L’enquête prend vite l’allure d’un jeu de piste dans les rues de Paris avec comme seul support un poème de Gérard de Nerval, el Desdichado. Un petit jeu qui fait sourire les flics… Heureusement, Louis est épaulé des Evangélistes, 3 types hors du temps qui vont s’y coller. N’oublions pas le célèbre Bufo, le crapaud de Louis qu’il trimballe dans la poche.

Des virées parisiennes comme ça, j’en redemande mais je ne lirai plus les vers placardés dans le métro de la même façon ! Quand un détraqué s’approprie la poésie…

Kalistina a aussi aimé.

Posté par valdebaz à 21:08 - - Commentaires [9] - Permalien [#]


Commentaires sur Sans feu ni lieu

    Encore une jolie balade avec Vargas !

    Posté par cathulu, 30 décembre 2008 à 06:47 | | Répondre
  • Il n'est pas encore en poche celui-là ?

    Posté par Aifelle, 30 décembre 2008 à 07:19 | | Répondre
  • Vargas, c'est magique. J'ai de lapeine à lire ses livres. Toujours envie de retourner en arrière pour ne pas finir..

    Posté par alain, 30 décembre 2008 à 11:56 | | Répondre
  • Cela fait bien longtemps que je n'ai pas lu cette auteure.
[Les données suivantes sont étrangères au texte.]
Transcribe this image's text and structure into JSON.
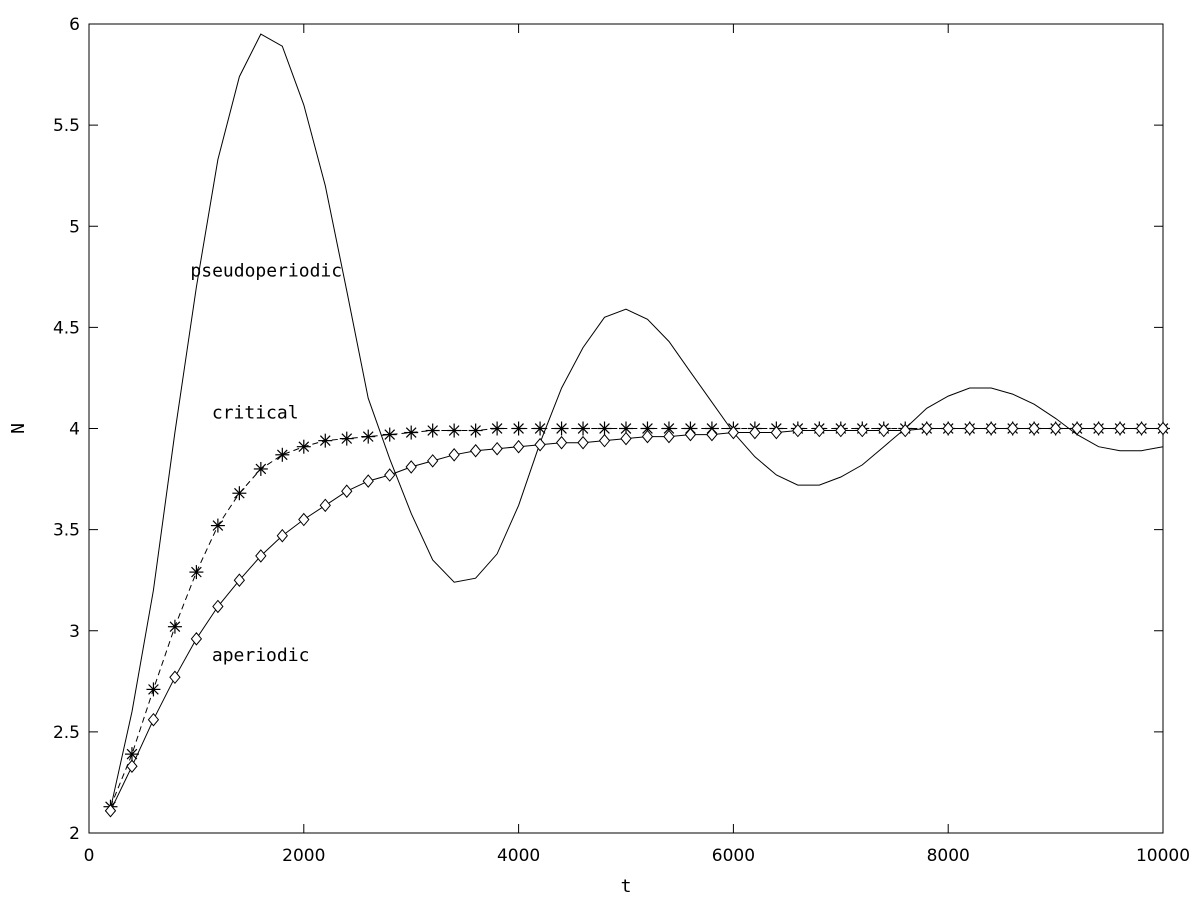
{
  "chart_data": {
    "type": "line",
    "title": "",
    "xlabel": "t",
    "ylabel": "N",
    "xlim": [
      0,
      10000
    ],
    "ylim": [
      2,
      6
    ],
    "xticks": [
      "0",
      "2000",
      "4000",
      "6000",
      "8000",
      "10000"
    ],
    "yticks": [
      "2",
      "2.5",
      "3",
      "3.5",
      "4",
      "4.5",
      "5",
      "5.5",
      "6"
    ],
    "grid": false,
    "legend": "none",
    "annotations": [
      {
        "text": "pseudoperiodic",
        "x": 1000,
        "y": 4.78
      },
      {
        "text": "critical",
        "x": 1200,
        "y": 4.08
      },
      {
        "text": "aperiodic",
        "x": 1200,
        "y": 2.88
      }
    ],
    "series": [
      {
        "line": "solid",
        "marker": "none",
        "x": [
          200,
          400,
          600,
          800,
          1000,
          1200,
          1400,
          1600,
          1800,
          2000,
          2200,
          2400,
          2600,
          2800,
          3000,
          3200,
          3400,
          3600,
          3800,
          4000,
          4200,
          4400,
          4600,
          4800,
          5000,
          5200,
          5400,
          5600,
          5800,
          6000,
          6200,
          6400,
          6600,
          6800,
          7000,
          7200,
          7400,
          7600,
          7800,
          8000,
          8200,
          8400,
          8600,
          8800,
          9000,
          9200,
          9400,
          9600,
          9800,
          10000
        ],
        "y": [
          2.12,
          2.6,
          3.2,
          3.98,
          4.7,
          5.33,
          5.74,
          5.95,
          5.89,
          5.6,
          5.2,
          4.68,
          4.15,
          3.85,
          3.58,
          3.35,
          3.24,
          3.26,
          3.38,
          3.62,
          3.93,
          4.2,
          4.4,
          4.55,
          4.59,
          4.54,
          4.43,
          4.28,
          4.13,
          3.98,
          3.86,
          3.77,
          3.72,
          3.72,
          3.76,
          3.82,
          3.91,
          4.0,
          4.1,
          4.16,
          4.2,
          4.2,
          4.17,
          4.12,
          4.05,
          3.97,
          3.91,
          3.89,
          3.89,
          3.91
        ]
      },
      {
        "line": "dashed",
        "marker": "asterisk",
        "x": [
          200,
          400,
          600,
          800,
          1000,
          1200,
          1400,
          1600,
          1800,
          2000,
          2200,
          2400,
          2600,
          2800,
          3000,
          3200,
          3400,
          3600,
          3800,
          4000,
          4200,
          4400,
          4600,
          4800,
          5000,
          5200,
          5400,
          5600,
          5800,
          6000,
          6200,
          6400,
          6600,
          6800,
          7000,
          7200,
          7400,
          7600,
          7800,
          8000,
          8200,
          8400,
          8600,
          8800,
          9000,
          9200,
          9400,
          9600,
          9800,
          10000
        ],
        "y": [
          2.13,
          2.39,
          2.71,
          3.02,
          3.29,
          3.52,
          3.68,
          3.8,
          3.87,
          3.91,
          3.94,
          3.95,
          3.96,
          3.97,
          3.98,
          3.99,
          3.99,
          3.99,
          4.0,
          4.0,
          4.0,
          4.0,
          4.0,
          4.0,
          4.0,
          4.0,
          4.0,
          4.0,
          4.0,
          4.0,
          4.0,
          4.0,
          4.0,
          4.0,
          4.0,
          4.0,
          4.0,
          4.0,
          4.0,
          4.0,
          4.0,
          4.0,
          4.0,
          4.0,
          4.0,
          4.0,
          4.0,
          4.0,
          4.0,
          4.0
        ]
      },
      {
        "line": "solid",
        "marker": "diamond",
        "x": [
          200,
          400,
          600,
          800,
          1000,
          1200,
          1400,
          1600,
          1800,
          2000,
          2200,
          2400,
          2600,
          2800,
          3000,
          3200,
          3400,
          3600,
          3800,
          4000,
          4200,
          4400,
          4600,
          4800,
          5000,
          5200,
          5400,
          5600,
          5800,
          6000,
          6200,
          6400,
          6600,
          6800,
          7000,
          7200,
          7400,
          7600,
          7800,
          8000,
          8200,
          8400,
          8600,
          8800,
          9000,
          9200,
          9400,
          9600,
          9800,
          10000
        ],
        "y": [
          2.11,
          2.33,
          2.56,
          2.77,
          2.96,
          3.12,
          3.25,
          3.37,
          3.47,
          3.55,
          3.62,
          3.69,
          3.74,
          3.77,
          3.81,
          3.84,
          3.87,
          3.89,
          3.9,
          3.91,
          3.92,
          3.93,
          3.93,
          3.94,
          3.95,
          3.96,
          3.96,
          3.97,
          3.97,
          3.98,
          3.98,
          3.98,
          3.99,
          3.99,
          3.99,
          3.99,
          3.99,
          3.99,
          4.0,
          4.0,
          4.0,
          4.0,
          4.0,
          4.0,
          4.0,
          4.0,
          4.0,
          4.0,
          4.0,
          4.0
        ]
      }
    ]
  }
}
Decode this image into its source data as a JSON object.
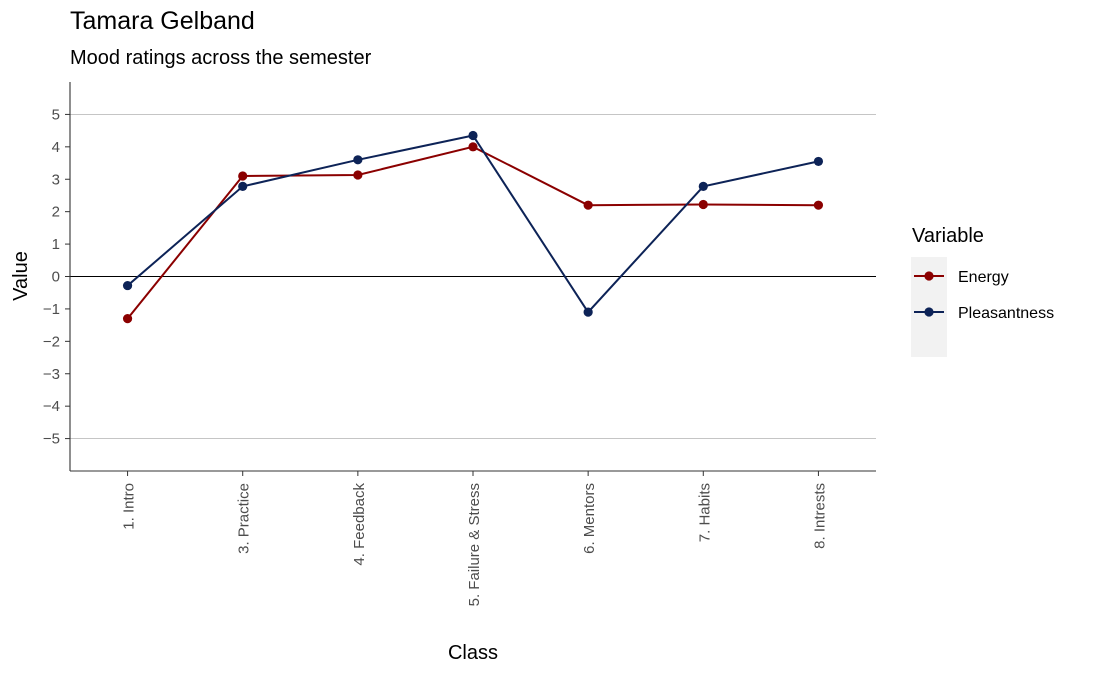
{
  "chart_data": {
    "type": "line",
    "title": "Tamara Gelband",
    "subtitle": "Mood ratings across the semester",
    "xlabel": "Class",
    "ylabel": "Value",
    "categories": [
      "1. Intro",
      "3. Practice",
      "4. Feedback",
      "5. Failure & Stress",
      "6. Mentors",
      "7. Habits",
      "8. Intrests"
    ],
    "yticks": [
      -5,
      -4,
      -3,
      -2,
      -1,
      0,
      1,
      2,
      3,
      4,
      5
    ],
    "ylim": [
      -6,
      6
    ],
    "reference_lines": [
      -5,
      0,
      5
    ],
    "grid": false,
    "legend": {
      "title": "Variable",
      "position": "right"
    },
    "series": [
      {
        "name": "Energy",
        "color": "#8b0000",
        "values": [
          -1.3,
          3.1,
          3.13,
          4.0,
          2.2,
          2.22,
          2.2
        ]
      },
      {
        "name": "Pleasantness",
        "color": "#0d2357",
        "values": [
          -0.28,
          2.78,
          3.6,
          4.35,
          -1.1,
          2.78,
          3.55
        ]
      }
    ]
  }
}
Pas le temps de tout lire et tellement de nouveaux auteurs à découvrir

    Je te souhaite de belles fêtes de fin d'année

    Posté par anjelica, 30 décembre 2008 à 12:53 | | Répondre
  • Un classique de Vargas...

    Posté par Ville Poème, 30 décembre 2008 à 21:42 | | Répondre
  • Bonne année à toi et aux tiens, Val ! Bisous

    Posté par cathulu, 31 décembre 2008 à 13:29 | | Répondre
  • Un beau Vargas, effectivement.

    Bonne année 2009 !
    Au plaisir de revenir te lire souvent...
    bizz
    liliba

    Posté par liliba, 31 décembre 2008 à 15:25 | | Répondre
  • le meilleur

    ... de tous les vargas publiés à ce jour. Mon avis bien sûr

    Posté par Fersenette, 24 janvier 2009 à 14:32 | | Répondre
  • Ce roman est moins connu que beaucoup d'autres de Vargas, pourtant, c'est l'un des meilleurs. Intrigue palpitante, personnages attachants (les fameux évangélistes), construction parfaite... un excellent polar!